India's Silver Imports Hit Three-Year Low Amid Strict Import Curbs
India's silver import volumes have plummeted to their lowest levels in over three years following aggressive government interventions. A combination of tightened regulatory restrictions and significantly higher import duties has drastically altered the landscape for precious metal inflows into the country.
Massive Slump in Import Value and Volume
Data compiled from the Ministry of Commerce and Industry reveals a staggering decline in silver imports for May. The value of imports crashed by 87% year-on-year, falling to just $75.57 million compared to $566.22 million in May of the previous year.
The impact is even more pronounced when viewed through volume metrics. Silver imports dropped by 94% year-on-year, totaling only 33 metric tonnes. This represents the lowest import volume recorded since February 2023. This sudden contraction comes after a period of unprecedented spending; India had spent a record $12 billion on silver imports during the 2025-26 financial year ending in March, a massive jump from the $4.8 billion spent in the preceding year.
Regulatory Tightening and Duty Hikes
The primary drivers behind this slump are strategic policy shifts by the Indian government aimed at managing foreign exchange reserves and narrowing the trade deficit. In mid-May, the government implemented immediate restrictions on silver imports in nearly all forms. This was further tightened earlier this month by placing silver grain and powder into a "restricted" category, now requiring formal prior import authorisation.
Simultaneously, the government has hiked import duties on both gold and silver from 6% to 15%. These measures are designed to ease the pressure on the Indian rupee and contain outflows, especially as elevated crude oil prices continue to strain the nation's foreign exchange position.
Impact on Domestic Markets and Global Prices
As the world’s largest consumer of silver, India relies on imports to meet more than 80% of its total demand.
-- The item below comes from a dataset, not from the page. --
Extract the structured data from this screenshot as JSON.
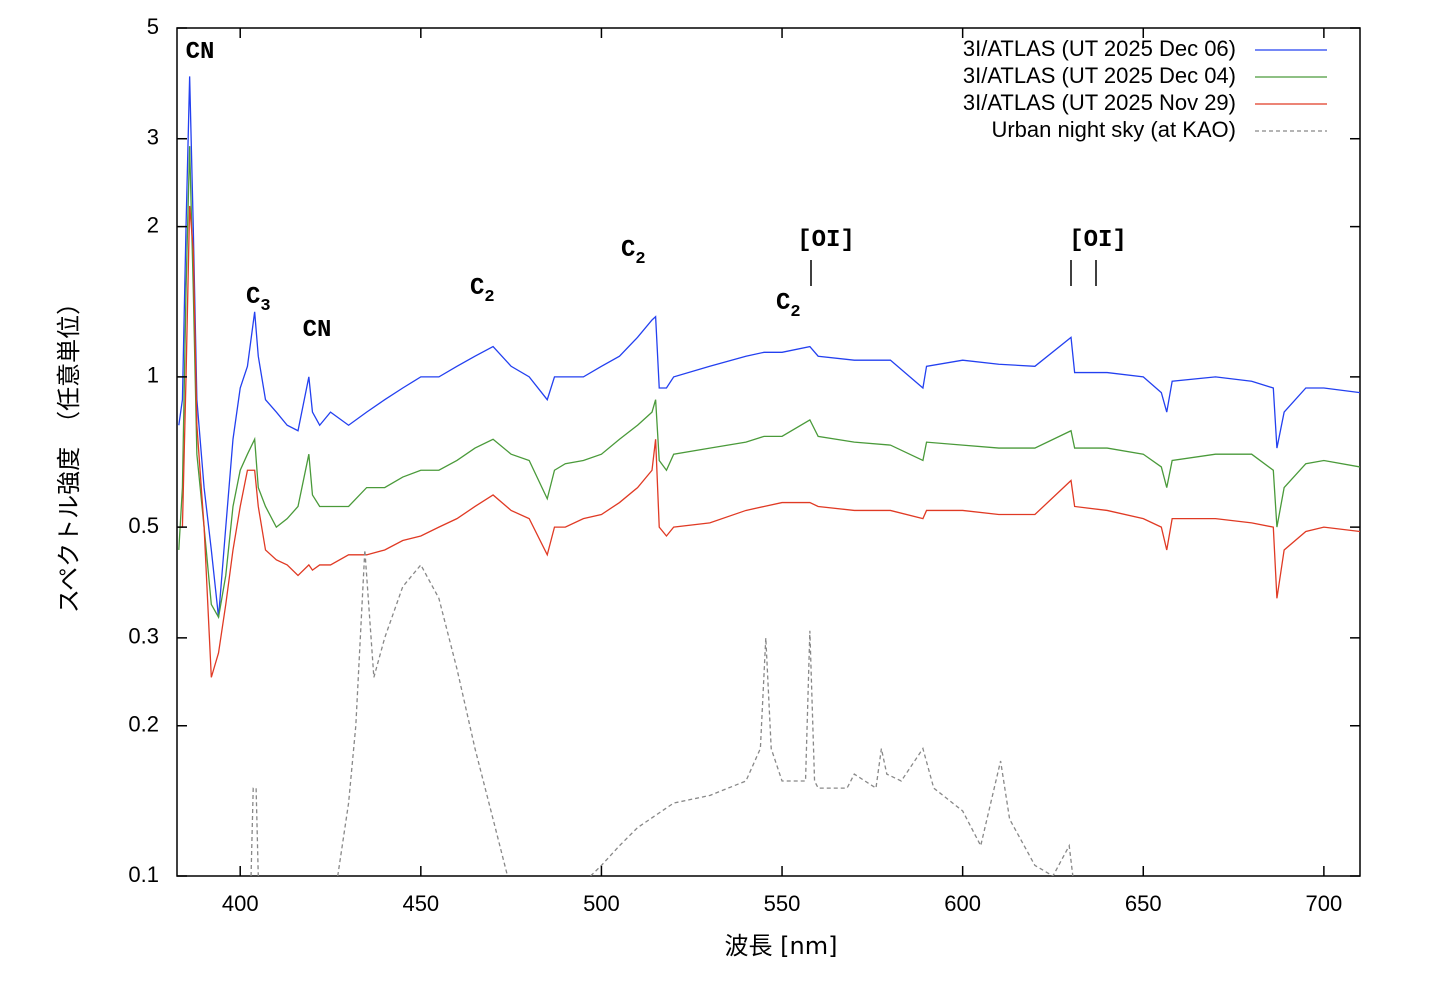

While silver is essential for traditional jewellery and silverware, recent demand has been heavily driven by investment vehicles, with silver Exchange-Traded Funds (ETFs) hitting record highs.
The current supply crunch is already being felt on the ground. Industry insiders report that while demand remains high, the new regulatory hurdles have made procurement difficult, causing local premiums to rise. Market analysts suggest that while these curbs help the national economy by reducing the trade deficit, the lower import volumes could eventually exert downward pressure on global silver prices.
Key Takeaways
- Drastic Decline: Silver import volumes fell 94% year-on-year to 33 metric tonnes in May, marking a three-year low.
- Policy Drivers: The slump is a direct result of silver being moved to a "restricted" category and import duties being hiked from 6% to 15%.
- Economic Objective: The government's move aims to narrow the trade deficit, protect foreign exchange reserves, and support the rupee amidst high oil prices.